The discussion was moderated by Institute of Politics fellow Fred Hochberg, a fundraiser for President Barack Obama, who later appointed him to serve as president of the Export-Import Bank of the United States.

Brazile bemoaned, as she characterized it, a breakdown in substantive policy debates and the role the media played in the 2016 election.

Recalling an appearance she made on CNN in which she was on the same panel as a former Miss America pageant contestant, Brazile said: “We’ve gone from having candidates talk about their prescriptions for so many different big issues to talking about who’s likable.”

Brazile has been on tour to promote the memoir “Hacks: The Inside Story of the Break-ins and Breakdowns that Put Donald Trump in the White House.”

Brazile said critics of her book have said she only wrote it to get paid. While she said that was not her primary motivation, she did concede that “Mama has to eat.”

In the book, Brazile revealed that she considered replacing former Secretary of State Hillary Clinton as the Democratic Party nominee in favor of Vice President Joe Biden.

Brazile wrote that she considered the switch after Clinton, who was battling pneumonia, fainted during a 9/11 memorial ceremony in New York City. The next day, according to Brazile, she received a call from Biden’s chief of staff.

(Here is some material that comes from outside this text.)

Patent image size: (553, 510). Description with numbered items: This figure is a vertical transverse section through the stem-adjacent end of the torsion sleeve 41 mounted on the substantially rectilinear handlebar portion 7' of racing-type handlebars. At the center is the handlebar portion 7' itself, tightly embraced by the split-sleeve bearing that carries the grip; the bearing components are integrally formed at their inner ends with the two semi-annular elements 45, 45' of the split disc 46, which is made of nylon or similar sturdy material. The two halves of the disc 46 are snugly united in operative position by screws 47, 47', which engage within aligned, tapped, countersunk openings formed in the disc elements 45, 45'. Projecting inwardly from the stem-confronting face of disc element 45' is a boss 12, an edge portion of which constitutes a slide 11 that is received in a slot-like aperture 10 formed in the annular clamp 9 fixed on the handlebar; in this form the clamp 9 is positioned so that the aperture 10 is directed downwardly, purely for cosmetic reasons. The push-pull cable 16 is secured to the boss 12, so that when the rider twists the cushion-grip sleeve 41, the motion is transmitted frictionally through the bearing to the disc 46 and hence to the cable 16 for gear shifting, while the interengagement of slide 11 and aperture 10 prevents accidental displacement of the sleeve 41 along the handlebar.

However, hours before Brazile addressed the audience of about 200, Biden told NBC’s Matt Lauer that no one had suggested he replace Clinton on the Democratic ticket.

“I give you my word,” Biden said. “I would never have taken it. I was for Hillary. I did 83 campaign events for Hillary. I think I can say I did more events and worked harder for Hillary, as hard for Hillary, as anyone else. She would have been a first-rate president.”

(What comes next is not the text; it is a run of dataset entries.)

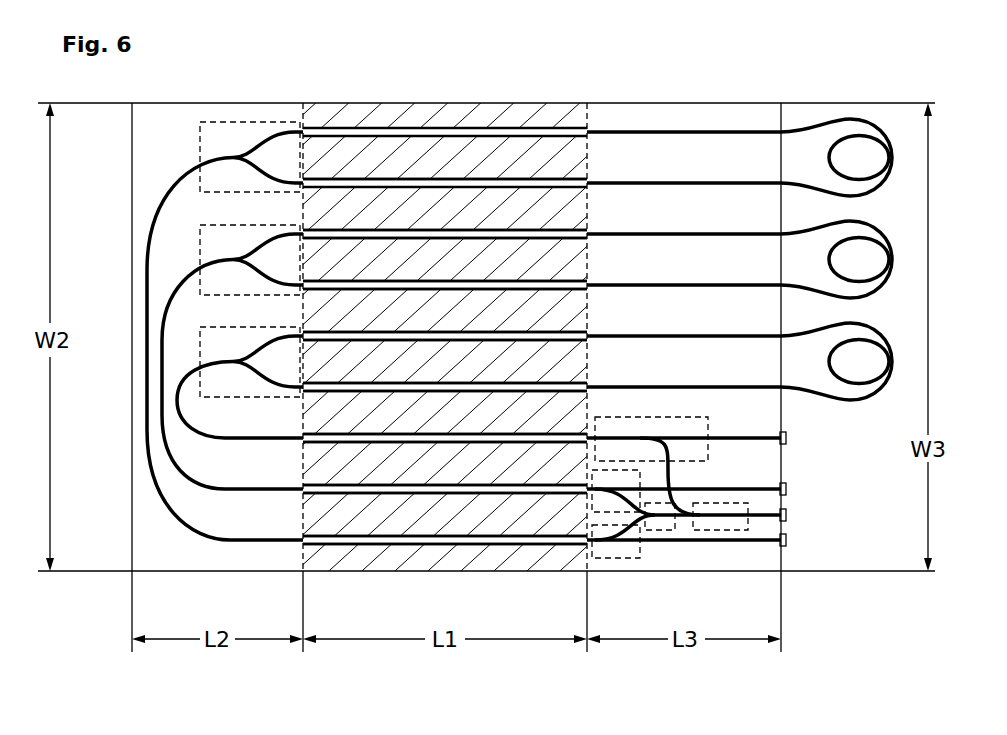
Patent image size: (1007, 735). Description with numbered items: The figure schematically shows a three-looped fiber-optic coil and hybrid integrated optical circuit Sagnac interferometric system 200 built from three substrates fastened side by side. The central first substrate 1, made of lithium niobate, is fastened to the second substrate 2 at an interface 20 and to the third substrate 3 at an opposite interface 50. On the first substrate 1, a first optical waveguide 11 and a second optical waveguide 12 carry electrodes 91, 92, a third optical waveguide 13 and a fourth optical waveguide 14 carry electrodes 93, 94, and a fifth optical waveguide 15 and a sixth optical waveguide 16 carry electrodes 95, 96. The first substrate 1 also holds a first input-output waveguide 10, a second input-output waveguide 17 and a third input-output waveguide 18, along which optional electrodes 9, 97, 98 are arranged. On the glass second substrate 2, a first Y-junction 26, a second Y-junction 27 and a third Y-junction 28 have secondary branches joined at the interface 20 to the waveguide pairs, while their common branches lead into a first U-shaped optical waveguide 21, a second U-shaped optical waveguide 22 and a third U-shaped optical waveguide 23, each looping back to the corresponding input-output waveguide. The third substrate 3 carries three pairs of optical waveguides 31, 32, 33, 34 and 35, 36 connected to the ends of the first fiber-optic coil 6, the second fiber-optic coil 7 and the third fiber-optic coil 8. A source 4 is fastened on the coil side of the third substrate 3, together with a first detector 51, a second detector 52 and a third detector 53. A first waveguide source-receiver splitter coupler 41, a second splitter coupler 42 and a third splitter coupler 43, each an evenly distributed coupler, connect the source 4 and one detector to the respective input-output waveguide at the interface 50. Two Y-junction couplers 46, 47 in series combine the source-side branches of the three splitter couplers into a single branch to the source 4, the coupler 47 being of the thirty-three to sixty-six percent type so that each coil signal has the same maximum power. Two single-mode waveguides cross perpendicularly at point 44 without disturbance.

The interferometric system 200 is at (790, 68).
The first substrate 1 is at (330, 573).
The second substrate 2 is at (150, 572).
The third substrate 3 is at (650, 103).
The interface 20 is at (303, 560).
The interface 50 is at (590, 118).
The sixth optical waveguide 16 is at (352, 127).
The fifth optical waveguide 15 is at (395, 178).
The electrodes 96 is at (447, 135).
The electrodes 95 is at (504, 184).
The electrodes 94 is at (440, 234).
The electrodes 93 is at (440, 285).
The electrodes 92 is at (440, 336).
The electrodes 91 is at (440, 387).
The electrodes 9 is at (440, 438).
The electrodes 97 is at (440, 489).
The electrodes 98 is at (440, 540).
The fourth optical waveguide 14 is at (492, 229).
The third optical waveguide 13 is at (492, 280).
The second optical waveguide 12 is at (492, 331).
The first optical waveguide 11 is at (492, 382).
The first input-output waveguide 10 is at (492, 433).
The second input-output waveguide 17 is at (492, 484).
The third input-output waveguide 18 is at (492, 535).
The third Y-junction 28 is at (200, 133).
The second Y-junction 27 is at (200, 250).
The first Y-junction 26 is at (200, 340).
The first U-shaped optical waveguide 21 is at (177, 400).
The second U-shaped optical waveguide 22 is at (163, 443).
The third U-shaped optical waveguide 23 is at (160, 484).
The optical waveguide 36 is at (738, 131).
The optical waveguide 35 is at (700, 182).
The optical waveguide 34 is at (755, 233).
The optical waveguide 33 is at (755, 284).
The optical waveguide 32 is at (755, 335).
The optical waveguide 31 is at (755, 386).
The third fiber-optic coil 8 is at (858, 143).
The second fiber-optic coil 7 is at (858, 245).
The first fiber-optic coil 6 is at (858, 347).
The first detector 51 is at (786, 437).
The second detector 52 is at (786, 488).
The third detector 53 is at (786, 540).
The source 4 is at (786, 515).
The first waveguide source-receiver splitter coupler 41 is at (708, 425).
The crossing point 44 is at (672, 478).
The second waveguide source-receiver splitter coupler 42 is at (600, 513).
The third waveguide source-receiver splitter coupler 43 is at (612, 558).
The Y-junction coupler 46 is at (658, 530).
The Y-junction coupler 47 is at (718, 530).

Biden had repeatedly said he would not seek the 2016 nomination due to the death of his son, Beau Biden, in May 2015.

After WikiLeaks hacked DNC emails, it was revealed that Brazile had given the Clinton campaign a list of questions in one of the Democratic debates.

“It may haunt me for the rest of my life,” she said.

Despite her critiques of Clinton, Brazile maintained that she would have been a better president than Donald Trump.

Brazile also alluded to Seth Rich, a former DNC staffer who was murdered during a botched armed robbery in Washington D.C. Rich’s death has sparked the far-flung conspiracy theory that he was killed by the DNC as retaliation for giving the committee’s emails to WikiLeaks. Police have repeatedly said that they do not believe that was the case.

“As painful as that experience was, as painful as losing Seth Rich, going seven, eight months without pay, I’d do it again, because I believe Hillary would’ve made a better president than Donald Trump,” she said.

The book, Brazile said, is “a testament to how much I wanted her to win.”

When asked by a University of Chicago student if she would still be criticizing Clinton’s campaign if she had won, Brazile flatly replied, “Yes” without offering further explanation.

Another student asked Brazile how the Democratic Party should work to cultivate a new generation of leaders. Brazile encouraged the attendees, many of them students of political science and public policy, to take up the torch.

“This is your call, answer it. This is your moment, seize it,” she said.